Universal Credit is a payment which those on a low income or who are out of work may be able to claim in order to help with their living costs. Eligible claimants can receive a standard monthly allowance, and may be able to get additional payments such as if they have children or are living with a disability, or caring for a serenely disabled person. They also may be able to get help with housing costs. However, according to new research for the Residential Landlords Association (RLA), 54 per cent of private landlords letting to tenants on Universal Credit in the past 12 months have said they’ve seen them fall into rent arrears – compared to 61 per cent the year prior.
In the most recent case of rent arrears, the report said these landlords reported that they were owed on average £2,187.
Of these landlords, 82 per cent said that the arrears only began after a new claim for Universal Credit, or after a tenant had been moved to Universal Credit from Housing Benefit.
According to the report, titled State of the PRS (Q1 2019): A survey of private landlords and the impact of welfare reforms, 68 per cent of landlords said that there was a shortfall between the cost of rent and the amount paid in Universal Credit.
When a tenant has reached two months of rent arrears, private landlords renting to Universal Credit claimants may apply to have the housing element paid directly to themselves.
This is known as an Alternative Payment Arrangement (APA).
The report says that research shows it took landlords an average of nearly eight and a half weeks for an APA to be arranged.
Among landlords with tenants in receipt of Housing Benefit, 62 per cent of people said that they were worried that the tenants might not be able to afford to pay their rent when they migrate to Universal Credit.
Additionally, further research found that 36 per cent of landlords had said that their buy-to-let mortgage conditions prevent them from renting to benefit claimants.
The most recent Department for Work and Pensions (DWP) statistics state that 45 per cent of households receiving Universal Credit with support for housing costs are in the private rented sector.
David Smith, Policy Director for the RLA, said: “Today’s research shows the stark challenges the Government still has in ensuring Universal Credit works for tenants and landlords.
“The system only provides extra support once tenants are in rent arrears.
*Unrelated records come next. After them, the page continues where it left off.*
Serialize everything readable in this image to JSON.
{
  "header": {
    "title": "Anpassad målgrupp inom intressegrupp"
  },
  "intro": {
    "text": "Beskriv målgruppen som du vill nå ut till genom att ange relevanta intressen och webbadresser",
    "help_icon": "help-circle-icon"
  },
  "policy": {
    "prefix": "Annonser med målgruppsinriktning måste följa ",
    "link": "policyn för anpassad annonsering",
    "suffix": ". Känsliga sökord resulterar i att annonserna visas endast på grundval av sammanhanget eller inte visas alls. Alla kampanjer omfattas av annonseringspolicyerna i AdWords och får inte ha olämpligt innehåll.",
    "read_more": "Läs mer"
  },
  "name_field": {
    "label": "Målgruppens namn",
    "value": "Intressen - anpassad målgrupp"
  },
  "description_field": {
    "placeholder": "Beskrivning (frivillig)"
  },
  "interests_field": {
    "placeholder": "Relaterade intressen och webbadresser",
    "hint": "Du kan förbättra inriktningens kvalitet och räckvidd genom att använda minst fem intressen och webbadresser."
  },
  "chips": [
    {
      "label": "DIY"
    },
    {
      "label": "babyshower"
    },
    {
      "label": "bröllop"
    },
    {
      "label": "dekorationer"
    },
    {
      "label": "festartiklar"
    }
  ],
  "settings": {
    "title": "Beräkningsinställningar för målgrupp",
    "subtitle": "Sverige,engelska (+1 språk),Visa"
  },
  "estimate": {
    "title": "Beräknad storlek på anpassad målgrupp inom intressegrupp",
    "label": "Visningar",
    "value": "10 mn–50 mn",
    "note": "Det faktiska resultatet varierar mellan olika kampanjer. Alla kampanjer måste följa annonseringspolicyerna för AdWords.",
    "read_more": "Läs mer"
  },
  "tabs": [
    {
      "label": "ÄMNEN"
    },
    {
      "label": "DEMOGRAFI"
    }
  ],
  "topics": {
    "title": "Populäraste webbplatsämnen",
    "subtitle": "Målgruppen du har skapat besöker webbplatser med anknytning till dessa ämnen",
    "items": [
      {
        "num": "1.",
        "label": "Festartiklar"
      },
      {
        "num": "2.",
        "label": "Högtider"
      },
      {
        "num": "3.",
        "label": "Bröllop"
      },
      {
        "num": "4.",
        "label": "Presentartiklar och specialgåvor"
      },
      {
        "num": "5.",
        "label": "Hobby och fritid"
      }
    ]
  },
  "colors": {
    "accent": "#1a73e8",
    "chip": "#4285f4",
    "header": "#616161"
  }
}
Instead, more should be done to prevent tenants falling behind with their in the first place.
“Only then will landlords have the confidence that they need that tenants being on Universal Credit does not pose a financial risk that they are unable to shoulder.
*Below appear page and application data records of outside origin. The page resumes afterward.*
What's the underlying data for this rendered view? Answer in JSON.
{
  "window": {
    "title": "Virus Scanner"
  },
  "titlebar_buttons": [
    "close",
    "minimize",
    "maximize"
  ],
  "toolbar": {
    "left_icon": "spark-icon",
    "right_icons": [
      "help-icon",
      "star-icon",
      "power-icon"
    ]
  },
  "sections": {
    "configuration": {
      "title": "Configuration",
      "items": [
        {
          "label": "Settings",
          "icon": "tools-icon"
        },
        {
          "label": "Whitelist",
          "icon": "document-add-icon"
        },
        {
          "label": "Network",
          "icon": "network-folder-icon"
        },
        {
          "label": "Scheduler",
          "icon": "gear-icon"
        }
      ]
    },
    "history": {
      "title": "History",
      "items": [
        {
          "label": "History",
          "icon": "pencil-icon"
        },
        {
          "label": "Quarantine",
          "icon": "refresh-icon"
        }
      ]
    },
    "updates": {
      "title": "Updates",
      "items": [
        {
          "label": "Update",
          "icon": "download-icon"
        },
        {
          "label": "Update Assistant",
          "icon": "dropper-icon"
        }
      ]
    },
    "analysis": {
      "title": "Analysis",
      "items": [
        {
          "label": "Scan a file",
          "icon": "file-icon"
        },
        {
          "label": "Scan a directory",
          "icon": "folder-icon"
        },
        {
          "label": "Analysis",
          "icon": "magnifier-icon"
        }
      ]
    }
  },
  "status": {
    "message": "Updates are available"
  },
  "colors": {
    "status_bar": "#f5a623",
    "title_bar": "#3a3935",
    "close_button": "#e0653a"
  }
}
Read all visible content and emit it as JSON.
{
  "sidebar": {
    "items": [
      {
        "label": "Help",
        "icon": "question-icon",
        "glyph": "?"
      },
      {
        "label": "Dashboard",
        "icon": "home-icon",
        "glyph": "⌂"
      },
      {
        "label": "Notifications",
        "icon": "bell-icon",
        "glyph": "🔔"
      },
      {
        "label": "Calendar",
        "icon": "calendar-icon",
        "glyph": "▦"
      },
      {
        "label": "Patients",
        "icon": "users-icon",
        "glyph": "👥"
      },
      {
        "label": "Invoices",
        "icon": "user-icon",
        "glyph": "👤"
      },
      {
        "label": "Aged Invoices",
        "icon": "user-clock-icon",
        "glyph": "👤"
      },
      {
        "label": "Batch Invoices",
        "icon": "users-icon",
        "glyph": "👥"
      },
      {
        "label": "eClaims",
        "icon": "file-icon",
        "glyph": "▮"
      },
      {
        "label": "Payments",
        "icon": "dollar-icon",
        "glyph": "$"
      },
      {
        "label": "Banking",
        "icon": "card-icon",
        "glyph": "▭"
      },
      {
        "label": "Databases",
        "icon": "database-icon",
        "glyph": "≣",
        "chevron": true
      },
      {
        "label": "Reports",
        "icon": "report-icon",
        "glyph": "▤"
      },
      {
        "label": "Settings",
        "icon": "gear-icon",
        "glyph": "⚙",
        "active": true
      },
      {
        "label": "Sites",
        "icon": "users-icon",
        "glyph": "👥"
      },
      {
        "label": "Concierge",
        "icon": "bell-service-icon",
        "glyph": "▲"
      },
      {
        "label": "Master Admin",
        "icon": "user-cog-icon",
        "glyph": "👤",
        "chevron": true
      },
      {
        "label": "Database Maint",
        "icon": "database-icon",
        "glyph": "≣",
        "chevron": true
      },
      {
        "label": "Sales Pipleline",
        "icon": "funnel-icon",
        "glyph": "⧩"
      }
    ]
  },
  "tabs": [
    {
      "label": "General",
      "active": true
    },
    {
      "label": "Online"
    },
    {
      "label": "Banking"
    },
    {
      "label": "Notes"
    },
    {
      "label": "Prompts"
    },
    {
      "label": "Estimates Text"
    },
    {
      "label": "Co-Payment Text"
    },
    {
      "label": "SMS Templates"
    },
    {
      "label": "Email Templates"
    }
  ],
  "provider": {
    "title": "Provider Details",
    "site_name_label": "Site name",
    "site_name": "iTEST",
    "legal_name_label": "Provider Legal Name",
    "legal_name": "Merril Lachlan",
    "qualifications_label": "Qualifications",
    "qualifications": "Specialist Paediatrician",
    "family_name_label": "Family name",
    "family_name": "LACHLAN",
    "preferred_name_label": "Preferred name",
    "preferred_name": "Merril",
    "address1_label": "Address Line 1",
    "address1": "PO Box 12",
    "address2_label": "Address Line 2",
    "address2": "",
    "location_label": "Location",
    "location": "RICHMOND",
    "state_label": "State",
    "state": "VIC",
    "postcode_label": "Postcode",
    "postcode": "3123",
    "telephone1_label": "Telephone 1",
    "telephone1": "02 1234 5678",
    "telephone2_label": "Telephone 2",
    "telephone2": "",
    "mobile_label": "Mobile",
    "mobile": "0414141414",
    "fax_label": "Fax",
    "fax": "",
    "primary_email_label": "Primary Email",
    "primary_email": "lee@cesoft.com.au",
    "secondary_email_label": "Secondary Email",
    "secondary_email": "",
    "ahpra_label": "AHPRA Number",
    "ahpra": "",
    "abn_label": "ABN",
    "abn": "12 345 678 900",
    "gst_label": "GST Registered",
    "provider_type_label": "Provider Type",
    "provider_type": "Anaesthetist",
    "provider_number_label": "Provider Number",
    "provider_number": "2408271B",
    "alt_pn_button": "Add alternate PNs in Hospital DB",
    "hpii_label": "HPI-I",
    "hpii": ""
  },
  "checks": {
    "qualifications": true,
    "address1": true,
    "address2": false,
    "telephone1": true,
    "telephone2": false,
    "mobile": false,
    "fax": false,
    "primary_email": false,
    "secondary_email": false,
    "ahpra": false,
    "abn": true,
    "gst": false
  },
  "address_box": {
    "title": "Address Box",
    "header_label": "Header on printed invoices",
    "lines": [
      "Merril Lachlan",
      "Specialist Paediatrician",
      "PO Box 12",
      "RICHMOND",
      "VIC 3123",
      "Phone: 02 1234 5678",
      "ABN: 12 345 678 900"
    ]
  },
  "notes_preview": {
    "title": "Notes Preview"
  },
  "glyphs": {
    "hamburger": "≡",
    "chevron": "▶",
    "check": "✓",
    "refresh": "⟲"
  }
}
“Without such changes, benefit claimants will struggle to find the homes to rent they need.”
The RLA is calling on the Government to do more to prevent rent arrears occurring in the first place – such as giving all tenants the ability to choose to have the housing element paid directly to their landlord from the start of a Universal Credit claim.
It is also urging the government to end the five week waiting period to receive the first payment.
The RLA has also said it is calling on the government to end the Local Housing Allowance freeze.
A DWP spokesperson said: “Many people join Universal Credit with existing rent arrears, but this number falls by a third after four months, and the number of landlords reporting Universal Credit tenants experiencing rent arrears has fallen over the last year.
“The best way to help people pay their rent is to support them into work, and Universal Credit is helping people to get into work faster and stay in work longer than the old system.
“We continue to work closely with landlords and tenants to make improvements to Universal Credit where necessary, including 100% advances available from day one of a claim.”